The Future of the Pro-Choice Movement

The Future of the Pro-Choice Movement

As Roe v. Wade turns forty, NARAL seeks to mobilize a younger generation of activists.


Outgoing NARAL president Nancy Keenan. (AP Photo/Ron Edmonds.)

Attendees to NARAL Pro Choice America’s annual dinner last night, commemorating the 40th anniversary of Roe vs. Wade, could have been forgiven if, for a moment, they thought they had wandered into the wrong ballroom.

At one point during the event, the room lights dimmed and giant screens on either side of the stage were filled with the face of a clean-cut young man who introduced himself as Mark Early. He told the camera that if he could wave a magic wand that would make Roe v. Wade disappear tomorrow, he wouldn’t hesitate. In just over a minute, the audience learned that Early is twenty-four, married, and active in the anti-choice movement. “I do think it’s possible that Roe v. Wade will be overturned and I don’t think it’s unlikely either,” he said. “I think young people will eventually come around. I want to be a part of that.”

But this was indeed the NARAL dinner—and its outgoing president, Nancy Keenan, was trying to instill a sense of urgency among attendees who perhaps felt a bit complacent after this past November’s elections. Indeed, Republicans who staked their careers on dismantling a woman's right to choose “paid dearly at the ballot box,” as Keenan noted.

But, she continued, “our opponents…will not take those losses last year sitting down…while they poured unprecedented resources into the campaigns in 2012, they were also very busy building a network of young, committed activists indoctrinated in the same anti-choice philosophy that we have fought against for the last forty years.”

And, as the video suggested, “They have a unique advantage, for they speak about change.
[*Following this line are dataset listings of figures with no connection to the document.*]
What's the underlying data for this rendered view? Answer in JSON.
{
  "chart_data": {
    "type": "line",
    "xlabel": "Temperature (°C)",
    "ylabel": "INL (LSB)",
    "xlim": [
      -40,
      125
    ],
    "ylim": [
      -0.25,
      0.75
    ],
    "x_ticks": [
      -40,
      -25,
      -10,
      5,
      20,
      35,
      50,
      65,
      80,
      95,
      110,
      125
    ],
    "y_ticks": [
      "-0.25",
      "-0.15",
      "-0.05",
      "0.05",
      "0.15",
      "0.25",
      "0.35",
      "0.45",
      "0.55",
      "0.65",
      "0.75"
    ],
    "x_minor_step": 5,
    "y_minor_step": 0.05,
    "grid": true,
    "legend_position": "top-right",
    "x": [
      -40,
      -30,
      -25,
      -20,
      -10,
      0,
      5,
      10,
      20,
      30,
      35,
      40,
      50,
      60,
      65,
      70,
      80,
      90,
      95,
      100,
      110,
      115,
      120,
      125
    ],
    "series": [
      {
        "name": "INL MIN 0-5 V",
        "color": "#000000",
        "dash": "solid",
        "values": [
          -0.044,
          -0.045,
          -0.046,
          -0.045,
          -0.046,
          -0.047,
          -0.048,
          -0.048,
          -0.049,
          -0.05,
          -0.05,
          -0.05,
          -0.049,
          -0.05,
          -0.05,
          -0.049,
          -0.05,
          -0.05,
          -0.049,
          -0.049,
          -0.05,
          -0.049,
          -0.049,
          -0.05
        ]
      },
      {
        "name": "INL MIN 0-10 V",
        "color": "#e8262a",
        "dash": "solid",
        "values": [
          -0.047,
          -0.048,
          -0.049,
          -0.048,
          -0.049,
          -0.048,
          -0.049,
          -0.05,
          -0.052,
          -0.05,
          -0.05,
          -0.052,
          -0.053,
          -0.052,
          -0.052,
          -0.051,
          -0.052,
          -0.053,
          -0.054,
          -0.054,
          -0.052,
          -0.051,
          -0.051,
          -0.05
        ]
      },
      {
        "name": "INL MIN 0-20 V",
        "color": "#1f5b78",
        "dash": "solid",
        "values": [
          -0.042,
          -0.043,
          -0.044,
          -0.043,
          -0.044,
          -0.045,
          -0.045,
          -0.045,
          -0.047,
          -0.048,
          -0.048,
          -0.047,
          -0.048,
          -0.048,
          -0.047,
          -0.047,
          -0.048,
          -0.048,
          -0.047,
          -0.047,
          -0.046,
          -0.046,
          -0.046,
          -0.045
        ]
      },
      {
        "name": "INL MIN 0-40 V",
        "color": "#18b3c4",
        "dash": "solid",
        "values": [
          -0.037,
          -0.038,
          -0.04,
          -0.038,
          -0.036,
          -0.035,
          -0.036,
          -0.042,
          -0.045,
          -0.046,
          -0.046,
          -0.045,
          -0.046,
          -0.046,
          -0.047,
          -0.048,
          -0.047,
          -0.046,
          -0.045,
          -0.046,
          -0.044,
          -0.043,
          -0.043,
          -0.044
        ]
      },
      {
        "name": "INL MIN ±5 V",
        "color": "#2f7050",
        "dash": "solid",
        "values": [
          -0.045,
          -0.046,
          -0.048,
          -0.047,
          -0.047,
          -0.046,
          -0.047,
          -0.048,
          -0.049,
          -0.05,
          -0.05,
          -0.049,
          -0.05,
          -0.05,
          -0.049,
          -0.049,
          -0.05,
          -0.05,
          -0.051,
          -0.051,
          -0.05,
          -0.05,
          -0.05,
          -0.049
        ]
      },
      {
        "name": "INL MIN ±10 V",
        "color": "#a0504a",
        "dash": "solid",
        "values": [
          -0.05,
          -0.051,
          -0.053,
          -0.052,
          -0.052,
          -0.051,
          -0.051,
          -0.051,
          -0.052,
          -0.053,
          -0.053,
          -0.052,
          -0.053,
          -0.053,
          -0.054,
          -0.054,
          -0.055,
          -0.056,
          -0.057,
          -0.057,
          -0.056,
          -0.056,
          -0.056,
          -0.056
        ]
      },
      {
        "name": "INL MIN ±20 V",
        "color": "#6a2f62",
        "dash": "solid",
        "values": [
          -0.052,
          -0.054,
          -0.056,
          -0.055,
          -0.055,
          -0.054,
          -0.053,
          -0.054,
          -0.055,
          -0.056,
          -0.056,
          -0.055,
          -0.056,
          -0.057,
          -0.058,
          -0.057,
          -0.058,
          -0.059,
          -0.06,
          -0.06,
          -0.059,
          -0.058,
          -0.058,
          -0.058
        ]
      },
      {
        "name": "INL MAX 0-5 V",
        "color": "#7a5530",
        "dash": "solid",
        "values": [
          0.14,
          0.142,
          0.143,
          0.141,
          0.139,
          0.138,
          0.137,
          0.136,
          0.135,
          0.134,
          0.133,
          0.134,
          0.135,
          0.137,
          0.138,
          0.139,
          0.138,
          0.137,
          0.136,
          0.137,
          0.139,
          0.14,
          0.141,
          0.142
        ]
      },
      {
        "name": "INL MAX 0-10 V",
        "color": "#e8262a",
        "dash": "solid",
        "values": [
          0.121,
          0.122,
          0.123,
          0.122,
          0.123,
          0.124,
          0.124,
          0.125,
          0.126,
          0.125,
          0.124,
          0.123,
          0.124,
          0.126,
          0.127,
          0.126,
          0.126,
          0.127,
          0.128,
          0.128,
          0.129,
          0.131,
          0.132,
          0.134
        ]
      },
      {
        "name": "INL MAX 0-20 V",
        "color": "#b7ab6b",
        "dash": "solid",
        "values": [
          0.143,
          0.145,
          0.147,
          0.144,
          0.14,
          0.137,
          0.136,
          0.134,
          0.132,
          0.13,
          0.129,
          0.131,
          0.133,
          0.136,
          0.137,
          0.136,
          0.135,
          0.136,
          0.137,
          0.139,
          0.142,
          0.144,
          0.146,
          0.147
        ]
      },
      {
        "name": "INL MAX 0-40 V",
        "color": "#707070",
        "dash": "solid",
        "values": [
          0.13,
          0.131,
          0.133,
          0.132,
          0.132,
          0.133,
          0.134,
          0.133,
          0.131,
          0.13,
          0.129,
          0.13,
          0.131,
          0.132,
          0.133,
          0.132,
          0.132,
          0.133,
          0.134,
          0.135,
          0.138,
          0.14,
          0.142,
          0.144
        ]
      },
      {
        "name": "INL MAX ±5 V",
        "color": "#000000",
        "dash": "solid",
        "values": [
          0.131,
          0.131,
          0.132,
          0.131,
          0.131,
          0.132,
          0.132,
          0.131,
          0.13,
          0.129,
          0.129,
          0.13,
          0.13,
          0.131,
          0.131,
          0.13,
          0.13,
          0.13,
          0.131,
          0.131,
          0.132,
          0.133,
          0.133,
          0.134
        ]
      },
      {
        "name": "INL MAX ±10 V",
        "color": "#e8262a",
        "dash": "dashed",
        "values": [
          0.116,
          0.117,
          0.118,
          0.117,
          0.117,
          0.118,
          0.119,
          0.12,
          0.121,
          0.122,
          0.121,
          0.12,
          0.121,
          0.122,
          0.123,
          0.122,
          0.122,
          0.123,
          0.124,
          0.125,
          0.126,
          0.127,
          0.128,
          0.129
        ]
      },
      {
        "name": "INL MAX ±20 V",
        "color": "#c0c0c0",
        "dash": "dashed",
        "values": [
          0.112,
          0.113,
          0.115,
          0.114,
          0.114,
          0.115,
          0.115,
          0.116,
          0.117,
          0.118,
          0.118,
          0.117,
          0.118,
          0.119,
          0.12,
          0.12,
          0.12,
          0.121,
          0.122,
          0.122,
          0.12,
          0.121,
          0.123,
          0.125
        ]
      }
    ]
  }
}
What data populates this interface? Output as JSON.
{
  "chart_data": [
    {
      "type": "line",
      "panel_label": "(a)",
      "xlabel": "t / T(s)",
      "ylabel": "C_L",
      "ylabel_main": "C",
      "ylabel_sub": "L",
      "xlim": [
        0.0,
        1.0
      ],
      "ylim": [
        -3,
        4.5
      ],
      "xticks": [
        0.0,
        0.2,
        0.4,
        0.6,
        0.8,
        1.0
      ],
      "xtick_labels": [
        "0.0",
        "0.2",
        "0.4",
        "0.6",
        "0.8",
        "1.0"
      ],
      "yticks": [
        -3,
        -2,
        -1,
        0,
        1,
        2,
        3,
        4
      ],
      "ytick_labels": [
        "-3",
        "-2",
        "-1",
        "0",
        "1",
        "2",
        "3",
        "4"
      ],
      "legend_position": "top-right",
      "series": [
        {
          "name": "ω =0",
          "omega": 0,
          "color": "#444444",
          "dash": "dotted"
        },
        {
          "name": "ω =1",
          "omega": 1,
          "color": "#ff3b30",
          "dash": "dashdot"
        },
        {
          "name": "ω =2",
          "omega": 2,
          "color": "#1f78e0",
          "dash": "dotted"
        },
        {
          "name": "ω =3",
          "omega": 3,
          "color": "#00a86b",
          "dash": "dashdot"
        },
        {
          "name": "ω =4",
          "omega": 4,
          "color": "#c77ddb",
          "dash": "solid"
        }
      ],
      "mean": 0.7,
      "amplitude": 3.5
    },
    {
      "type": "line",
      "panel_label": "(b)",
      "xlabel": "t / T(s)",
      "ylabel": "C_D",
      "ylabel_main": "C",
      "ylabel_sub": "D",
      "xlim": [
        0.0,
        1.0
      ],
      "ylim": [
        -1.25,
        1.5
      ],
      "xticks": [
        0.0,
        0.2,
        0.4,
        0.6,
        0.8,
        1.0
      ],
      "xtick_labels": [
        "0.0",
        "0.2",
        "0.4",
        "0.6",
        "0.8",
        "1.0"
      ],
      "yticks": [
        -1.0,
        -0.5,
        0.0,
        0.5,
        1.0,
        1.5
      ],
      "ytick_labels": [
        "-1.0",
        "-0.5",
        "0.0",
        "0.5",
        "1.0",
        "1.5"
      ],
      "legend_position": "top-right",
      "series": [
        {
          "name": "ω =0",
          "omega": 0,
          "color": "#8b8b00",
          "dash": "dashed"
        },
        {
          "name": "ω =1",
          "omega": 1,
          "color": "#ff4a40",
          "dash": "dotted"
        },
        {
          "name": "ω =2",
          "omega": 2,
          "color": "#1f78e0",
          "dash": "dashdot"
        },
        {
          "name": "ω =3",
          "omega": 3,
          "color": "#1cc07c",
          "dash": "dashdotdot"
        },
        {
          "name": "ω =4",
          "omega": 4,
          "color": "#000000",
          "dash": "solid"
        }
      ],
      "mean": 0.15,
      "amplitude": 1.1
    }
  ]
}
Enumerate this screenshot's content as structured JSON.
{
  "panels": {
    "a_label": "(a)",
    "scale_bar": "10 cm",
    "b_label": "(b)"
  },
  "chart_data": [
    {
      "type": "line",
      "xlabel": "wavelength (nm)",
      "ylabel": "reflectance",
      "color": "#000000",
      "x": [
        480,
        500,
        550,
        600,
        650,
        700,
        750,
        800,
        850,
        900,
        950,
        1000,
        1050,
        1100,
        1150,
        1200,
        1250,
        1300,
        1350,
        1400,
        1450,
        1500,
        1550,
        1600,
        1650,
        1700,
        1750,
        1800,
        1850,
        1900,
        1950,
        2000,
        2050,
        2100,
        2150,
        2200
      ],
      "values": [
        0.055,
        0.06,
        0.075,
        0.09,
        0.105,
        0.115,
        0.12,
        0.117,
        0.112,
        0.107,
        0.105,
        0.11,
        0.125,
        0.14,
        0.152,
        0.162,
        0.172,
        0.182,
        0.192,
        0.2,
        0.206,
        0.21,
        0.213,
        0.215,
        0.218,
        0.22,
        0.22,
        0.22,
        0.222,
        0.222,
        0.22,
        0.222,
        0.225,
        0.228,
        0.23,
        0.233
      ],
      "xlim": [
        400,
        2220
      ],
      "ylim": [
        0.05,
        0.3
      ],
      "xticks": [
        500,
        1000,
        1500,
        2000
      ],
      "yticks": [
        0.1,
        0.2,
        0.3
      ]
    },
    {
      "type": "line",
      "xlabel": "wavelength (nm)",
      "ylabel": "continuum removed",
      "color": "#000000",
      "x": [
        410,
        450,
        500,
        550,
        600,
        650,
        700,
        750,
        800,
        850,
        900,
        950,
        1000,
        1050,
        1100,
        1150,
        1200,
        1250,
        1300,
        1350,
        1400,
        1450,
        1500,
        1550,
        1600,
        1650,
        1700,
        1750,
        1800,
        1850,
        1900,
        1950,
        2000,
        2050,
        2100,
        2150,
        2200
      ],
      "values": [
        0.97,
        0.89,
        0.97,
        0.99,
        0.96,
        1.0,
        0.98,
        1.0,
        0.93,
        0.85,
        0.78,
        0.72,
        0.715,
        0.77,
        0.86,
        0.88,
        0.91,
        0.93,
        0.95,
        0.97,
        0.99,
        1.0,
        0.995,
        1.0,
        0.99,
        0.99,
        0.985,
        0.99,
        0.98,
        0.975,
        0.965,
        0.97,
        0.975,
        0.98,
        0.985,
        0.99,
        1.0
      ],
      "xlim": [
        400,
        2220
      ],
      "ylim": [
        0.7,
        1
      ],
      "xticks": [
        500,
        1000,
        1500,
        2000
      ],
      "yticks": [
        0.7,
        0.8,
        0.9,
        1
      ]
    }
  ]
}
And we're defending a right secured some forty years ago,” Keenan said.

The fact that the battle over reproductive rights is quickly evolving and changing is one reason why Keenan has stepped aside as president of NARAL, and that Ilyse Hogue, former Director of Political Advocacy and Communications for, and writer for The Nation, is taking over. This was a theme hit by many speakers throughout the night—that change was good, and that hard work lied ahead.

“Nancy understands that the pro-choice movement must focus on the future,” lauded Tammy Duckworth, a freshman Congresswoman from Illinois and Iraq War veteran, in her speech introducing Keenan. “For that reason she has made the bold decision to step aside to provide, as she says, an opportunity for a new and younger leader to take the helm for the next forty years of protecting reproductive choice. Nancy knows that the future of this movement is in the hands of the rising millenial generation.”

Duckworth beat Representative Joe Walsh in November, a Tea Party die-hard strongly against the right to choose. But of course the headline victory for reproductive rights in November was Barack Obama’s triumph over Mitt Romney, who no doubt would have appointed Supreme Court justices likely to rule against Roe v. Wade.

Stephanie Cutter, one of the architects of that victory, also spoke at the dinner. She commended Kennan's tireless efforts over the past eight years, saying, “It's easy to see the fruits of your labor, all the hard work that you've put in. Just go up to Capitol Hill, or to state houses around the country and count how many more pro-choice representatives you and NARAL have helped get there. It's not an accident that Roe v. Wade is still around.”

While young anti-choice activists are indeed increasingly organized, the millennial generation still has a pro-choice lean. NARAL Pro-Choice America’s research shows that six out of ten Americans in the millenial generation share the organization’s pro-choice values. So the challenge lies in mobilizing young people who support reproductive rights to become more active in defending them.

To that end, NARAL has launched the “Their Choice Out Loud” campaign, which combines tried-and-true grassroots organizing techniques with new media to reach out to students on college campuses and engage women across generations in sharing their stories online. With Hogue’s leadership as an innovator in online organizing, Their Choice Out Loud and future projects like it are hoping to become more effective in engaging a younger generation of pro-choice activists.

Some of those emerging activists were present at Tuesday’s dinner. Kathryn Tinker calls herself an “accident baby.” Coming from a Catholic family, Tinker's mother decided not to have an abortion when faced with an unplanned pregnancy. So its hard for Kathryn’s mother to understand why Tinker, as president of American University’s College Democrats, is active in the pro-choice movement.

Tinker says that at this time last year she was still trying to wrap her head around what it means to be pro-choice.

“It was actually a conversation that Nancy Keenan had at NARAL headquarters with a bunch of millenials from different college campuses that really spoke to me. She phrased it in a way that actually made sense, which is that it really is about trusting women,” Tinker said.

Now when Tinker talks to her mom about her position on abortion, “I have to explain to her that, that's the thing, the fact that she was able to choose to have me in this world is what I'm fighting for.”

Even though seven out of ten Americans support Roe v. Wade, conservative legislators continue to attack the right to choose, Ilyse Hogue said in her first speech as NARAL president.